First, we empirically demonstrate that advanced Multimodal Large Language Models (MLLMs), specifically Gemini-2.5-Pro, can replicate the nuanced judgments of human experts in assessing complex spatial environments. The high correlation with the expert benchmark (r = 0.890, p < 0.001) validates the feasibility of shifting the assessment of urban spatial quality from a subjective, experience-driven approach to a scalable and objective data-driven paradigm.

Second, by implementing a persona-based simulation, our framework effectively quantifies the perceptual heterogeneity among different stakeholders.

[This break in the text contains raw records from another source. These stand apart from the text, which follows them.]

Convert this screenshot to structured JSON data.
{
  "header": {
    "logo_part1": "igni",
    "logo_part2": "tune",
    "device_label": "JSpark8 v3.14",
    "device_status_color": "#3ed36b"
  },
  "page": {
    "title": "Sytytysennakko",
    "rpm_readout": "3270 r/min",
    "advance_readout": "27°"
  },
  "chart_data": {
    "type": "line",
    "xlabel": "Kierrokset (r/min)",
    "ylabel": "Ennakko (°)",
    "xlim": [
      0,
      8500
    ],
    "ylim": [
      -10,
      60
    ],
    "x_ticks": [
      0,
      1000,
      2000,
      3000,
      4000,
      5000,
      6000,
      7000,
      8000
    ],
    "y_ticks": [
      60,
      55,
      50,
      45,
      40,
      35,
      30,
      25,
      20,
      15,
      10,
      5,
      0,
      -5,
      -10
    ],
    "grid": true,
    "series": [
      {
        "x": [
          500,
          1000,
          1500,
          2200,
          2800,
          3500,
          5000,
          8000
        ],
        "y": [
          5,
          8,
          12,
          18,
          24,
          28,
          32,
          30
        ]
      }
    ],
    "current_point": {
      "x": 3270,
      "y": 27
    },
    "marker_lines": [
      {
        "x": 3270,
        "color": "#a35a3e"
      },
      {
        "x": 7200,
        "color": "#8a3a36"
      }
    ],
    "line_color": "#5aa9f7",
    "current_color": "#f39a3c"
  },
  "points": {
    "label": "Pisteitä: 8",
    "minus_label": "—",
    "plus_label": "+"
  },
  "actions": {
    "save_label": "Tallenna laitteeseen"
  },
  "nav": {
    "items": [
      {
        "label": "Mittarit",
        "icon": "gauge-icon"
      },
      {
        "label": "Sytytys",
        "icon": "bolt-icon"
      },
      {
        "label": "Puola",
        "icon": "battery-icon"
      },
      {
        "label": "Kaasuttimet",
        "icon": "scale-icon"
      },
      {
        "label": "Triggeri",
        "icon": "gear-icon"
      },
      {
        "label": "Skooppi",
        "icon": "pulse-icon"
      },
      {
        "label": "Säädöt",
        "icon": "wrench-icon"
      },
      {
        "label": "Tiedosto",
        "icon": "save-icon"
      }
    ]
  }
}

This method, analogous to a large-scale sentiment analysis in urban spaces, reveals that enterprise founders and researchers prioritize micro-spatial qualities that foster creativity, whereas investors and park managers focus on macro-level order and asset image. This finding provides granular insights into the multifaceted nature of the city image as perceived by different user groups.

Methodologically, this research pioneers an efficient AI-driven approach for a holistic, human-centric diagnosis of specialized urban environments, moving beyond the limitations of traditional surveys and single-task computational models. Practically, it offers a powerful decision-support tool for data-driven urban planning and governance. By translating the abstract concept of urban spatial perception into actionable insights, our framework enables planners and managers to optimize innovation spaces with precision. This fosters a virtuous cycle: enhancing spatial quality to attract and retain talent, which in turn stimulates innovation, ultimately driving the creation of innovation ecosystems that are more productive, collaborative, and sustainable.

Author contributions

Xinyuan Chen: Conceptualization, Methodology, Validation, Writing – original draft; Zhongying Song: Methodology, Visualization, Writing – original draft; Li Xu: Investigation, Resources; Junhua Zhu: Software, Visualization; Qiang Niu: Conceptualization, Writing–review & editing, Supervision, Funding acquisition; Guo Cheng: Conceptualization, Methodology, Writing–review & editing. All authors reviewed the manuscript.

Funding

This work was supported by the National Natural Science Foundation of China (52278075) and the Key Project of the Wuhan Municipal Knowledge Innovation Program (2023010188060007).

Data availability

The data that support the findings of this study are available from the corresponding author(C.G. 2025102090012@whu.edu.cn) upon reasonable request due to privacy concerns related to the industrial park.

Declarations

Competing interests

The authors declare no competing interests.